F.I : A vous entendre, on a l’impression que c’est facile d’entreprendre et de réussir….

Sören Kierkegaard disait : « Ce n’est pas le chemin qui est difficile, c’est le difficile qui est le chemin. »

Tout dépend de la définition que nous donnons à la réussite. Pour moi, c’est la satisfaction de générer de l’impact positif et de me sentir utile. Il est évident que nous ne pouvons être tous des entrepreneurs. Il faut de tout pour faire un monde. Il y a bien des domaines où je suis moins bon, voire mauvais. La volonté, l’engagement, la patience, la vision et la passion ne suffisent pas en réalité. Il faut du travail, des opportunités à saisir mais aussi un cadre favorable à faciliter la réussite des jeunes entrepreneurs.

F.I : Votre start-up Africa Global Recycling (AGR) est spécialisée dans la gestion et la revalorisation des déchets. Quelques chiffres clés à partager avec nous ?

E.A : Nous avons plus de 10 000 tonnes de déchets valorisés au compteur depuis la création avec un investissement de plus d’un million d’euros à ce jour. AGR, aujourd’hui, c’est 50 emplois permanents et près de 130 emplois indirects.  Malgré les impacts de la crise sanitaire sur nos activités, nous avons valorisé 2000 tonnes de déchets en 2020.

C’est également un programme d’éducation « Moi Jeu Tri » qui a vu le jour en 2016, porté désormais par l’Association du même nom avec 55 000 enfants bénéficiaires au Togo et en Côte d’Ivoire.

F.I : Quelle solution apporte votre dernière initiative intitulée ECOBOX, ce projet lancé  dans la préfecture des  Lacs avec votre partenaire TOGOCOM ?

E.A : Nos insuffisances en matière d’assainissement, d’emplois des jeunes, d’initiatives économiques dans les territoires pour les plus vulnérables ont été amplifiées par la crise du COVID19, et risquent de l’être davantage.

En concevant « ECOBOX » au plus fort de la crise sanitaire en 2020, notre volonté a été d’apporter notre contribution aux efforts déjà déployés par les collectivités locales et le gouvernement pour l’employabilité des jeunes notamment.

C’est un partenariat novateur à plusieurs dimensions, avec le Groupe TOGOCOM  dans le cadre de sa démarche de responsabilité sociale (RSE) qui conjugue Développement Local, Entrepreneuriat des jeunes, Education et Environnement.

« ECOBOX » est à la fois un nouveau type de point de vente des produits et services TMONEY, et un point de rachat de déchets recyclables auprès des populations mais aussi la possibilité d’y créer d’autres activités génératrices de revenus dans le numérique, la micro-assurance, le micro-crédit par exemple.
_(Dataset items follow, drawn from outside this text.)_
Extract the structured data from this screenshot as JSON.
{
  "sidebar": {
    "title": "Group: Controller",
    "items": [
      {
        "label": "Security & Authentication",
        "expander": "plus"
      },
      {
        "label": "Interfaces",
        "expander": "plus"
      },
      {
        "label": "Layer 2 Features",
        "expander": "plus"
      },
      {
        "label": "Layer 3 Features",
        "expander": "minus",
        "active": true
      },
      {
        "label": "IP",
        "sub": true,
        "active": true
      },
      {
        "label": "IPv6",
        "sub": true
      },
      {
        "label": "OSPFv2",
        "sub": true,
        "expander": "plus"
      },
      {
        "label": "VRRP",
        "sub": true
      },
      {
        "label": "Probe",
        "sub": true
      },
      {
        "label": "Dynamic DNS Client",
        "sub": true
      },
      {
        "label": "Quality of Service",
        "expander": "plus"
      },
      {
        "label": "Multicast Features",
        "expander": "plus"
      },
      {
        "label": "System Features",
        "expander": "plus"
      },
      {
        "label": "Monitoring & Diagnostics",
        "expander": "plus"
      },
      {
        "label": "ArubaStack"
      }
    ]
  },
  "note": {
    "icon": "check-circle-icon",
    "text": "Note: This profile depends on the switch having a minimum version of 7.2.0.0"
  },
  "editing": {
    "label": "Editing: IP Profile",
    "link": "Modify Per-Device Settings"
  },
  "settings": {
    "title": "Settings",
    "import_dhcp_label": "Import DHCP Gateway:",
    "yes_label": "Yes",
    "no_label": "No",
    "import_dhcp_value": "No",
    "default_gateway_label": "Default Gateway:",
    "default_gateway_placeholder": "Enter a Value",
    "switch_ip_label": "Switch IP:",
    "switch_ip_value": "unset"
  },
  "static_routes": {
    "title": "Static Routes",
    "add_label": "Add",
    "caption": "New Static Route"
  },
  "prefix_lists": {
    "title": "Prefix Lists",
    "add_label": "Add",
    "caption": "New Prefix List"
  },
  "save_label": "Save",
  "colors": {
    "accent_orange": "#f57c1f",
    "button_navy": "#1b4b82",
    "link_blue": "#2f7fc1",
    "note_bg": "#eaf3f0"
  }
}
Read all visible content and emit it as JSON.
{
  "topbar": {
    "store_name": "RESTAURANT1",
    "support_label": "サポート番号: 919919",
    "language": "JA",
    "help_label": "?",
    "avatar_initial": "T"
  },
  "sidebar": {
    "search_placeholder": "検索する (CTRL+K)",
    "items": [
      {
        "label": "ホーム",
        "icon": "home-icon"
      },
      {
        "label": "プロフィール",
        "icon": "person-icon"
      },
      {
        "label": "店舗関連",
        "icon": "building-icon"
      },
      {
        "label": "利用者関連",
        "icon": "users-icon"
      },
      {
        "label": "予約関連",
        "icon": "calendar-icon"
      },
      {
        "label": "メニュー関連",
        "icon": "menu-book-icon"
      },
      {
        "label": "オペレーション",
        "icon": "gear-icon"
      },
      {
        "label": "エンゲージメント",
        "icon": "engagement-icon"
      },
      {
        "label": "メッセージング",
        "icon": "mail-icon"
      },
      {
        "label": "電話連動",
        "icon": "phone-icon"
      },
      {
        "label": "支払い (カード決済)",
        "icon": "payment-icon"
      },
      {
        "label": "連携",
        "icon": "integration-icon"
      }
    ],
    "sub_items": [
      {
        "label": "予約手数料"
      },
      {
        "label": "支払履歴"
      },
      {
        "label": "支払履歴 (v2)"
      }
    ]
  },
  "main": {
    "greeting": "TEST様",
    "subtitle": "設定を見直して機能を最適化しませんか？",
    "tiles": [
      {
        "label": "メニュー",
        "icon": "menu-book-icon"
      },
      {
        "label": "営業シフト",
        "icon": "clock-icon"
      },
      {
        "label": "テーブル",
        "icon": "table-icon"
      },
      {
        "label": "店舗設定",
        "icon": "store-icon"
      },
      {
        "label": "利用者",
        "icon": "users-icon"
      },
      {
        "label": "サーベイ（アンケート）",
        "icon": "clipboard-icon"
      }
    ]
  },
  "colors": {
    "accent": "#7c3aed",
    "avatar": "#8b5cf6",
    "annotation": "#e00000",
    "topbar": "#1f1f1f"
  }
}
Le déchet prend de la valeur et devient un moyen de transaction.

Au-delà de ces aspects, il s’agit d’un programme plus ambitieux d’accompagnement à l’entrepreneuriat et de mentorat des jeunes de 3 ans. Les jeunes sélectionnés, tous anciens bénéficiaires du Volontariat d’Engagement Citoyen du Programme du Volontariat National du Togo (PROVONAT), bénéficient de formations et de fonds d’amorçage pour faire grandir leur entreprise dont ils seront entièrement propriétaires au bout de 3 ans.

Si les premiers « ECOBOX » sont déployés à Aného dans la Commune des Lacs 1, notre ambition est d’en faire bénéficier les 117 communes du Togo en associant les dispositifs de l’Etat et d’autres entreprises dans divers secteurs d’activités

Je voudrais remercier mesdames  Cina Lawson et Myriam d’Almeida-Dossou, respectivement Ministre de l’Economie numérique et Ministre du Développement à la base et de l’Emploi des jeunes, pour leur intérêt et leur soutien dans la mise en œuvre de ce projet.